Wildcard layer
In the CAD drawing structure, you can distinguish a main drawing and one or more xref drawing files.
In your drawing definition, to identify layers in a drawing, the following convention is used:
MyDrawing.dwg | MyDrawing-xref.dwg |
---|
PlanonSpaces | MyDrawing-xref|PlanonSpaces |
This approach ensures that layer names are unique, but it also means that the CAD drawing definition cannot be used for other drawing structures that contain xref drawings with different file names and identical layer structures.
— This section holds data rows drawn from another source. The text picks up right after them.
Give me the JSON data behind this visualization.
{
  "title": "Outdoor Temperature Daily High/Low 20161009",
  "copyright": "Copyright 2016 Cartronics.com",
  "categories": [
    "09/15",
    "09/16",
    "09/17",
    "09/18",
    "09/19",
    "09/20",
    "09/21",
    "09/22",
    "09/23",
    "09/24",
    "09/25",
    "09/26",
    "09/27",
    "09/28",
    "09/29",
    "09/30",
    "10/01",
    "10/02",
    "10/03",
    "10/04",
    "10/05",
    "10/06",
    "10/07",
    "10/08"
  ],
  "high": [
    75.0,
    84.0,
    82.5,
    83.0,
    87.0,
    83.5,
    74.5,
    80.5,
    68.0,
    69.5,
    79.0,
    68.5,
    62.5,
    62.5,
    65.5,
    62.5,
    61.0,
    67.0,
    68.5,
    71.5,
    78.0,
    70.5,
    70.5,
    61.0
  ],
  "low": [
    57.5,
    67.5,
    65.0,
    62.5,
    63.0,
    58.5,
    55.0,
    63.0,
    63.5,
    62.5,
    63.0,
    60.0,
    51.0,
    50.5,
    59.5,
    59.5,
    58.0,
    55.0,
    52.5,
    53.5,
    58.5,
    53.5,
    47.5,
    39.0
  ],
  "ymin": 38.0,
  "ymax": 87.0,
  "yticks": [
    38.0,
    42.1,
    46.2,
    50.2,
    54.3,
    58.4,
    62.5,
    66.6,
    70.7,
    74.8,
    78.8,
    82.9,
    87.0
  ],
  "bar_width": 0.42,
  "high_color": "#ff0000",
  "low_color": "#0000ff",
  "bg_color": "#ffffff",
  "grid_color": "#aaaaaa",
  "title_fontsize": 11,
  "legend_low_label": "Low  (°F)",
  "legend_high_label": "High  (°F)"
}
To simplify using a drawing definition for importing your drawings this convention has now been extended by using a wildcard character (*).
How it works
In your drawing definition, when clicking the Refresh drawing structure action, a list of wildcard layers is generated and you will be able to choose from the available options (example):
• *<space>
• <space>
• xref-drawing|<space>
For each layer in the main drawing and the xref drawings in the current drawing structure, an additional layer consisting of the base layer name prefixed with an asterisk (*) character is generated. Doing so, ensures that CAD drawing definitions that reference xref layers can be reused across your drawing structure.
Drawing | Layer name |
---|
MyDrawing.dwg | PlanonSpaces *PlanonSpaces |
MyDrawing-xref.dwg | MyDrawing-xref|UniqueXrefLayer *UniqueXrefLayer |
CAD verification
These wildcard layers should uniquely identify a layer that occurs in either the main drawing or in exactly one of the xref drawings referenced by the main drawing.
When encountering drawings with the same layer name, the
CAD verification process checks for these occurrences and will flag these when encountered so that appropriate action can be taken (amending the drawing or the drawing definition).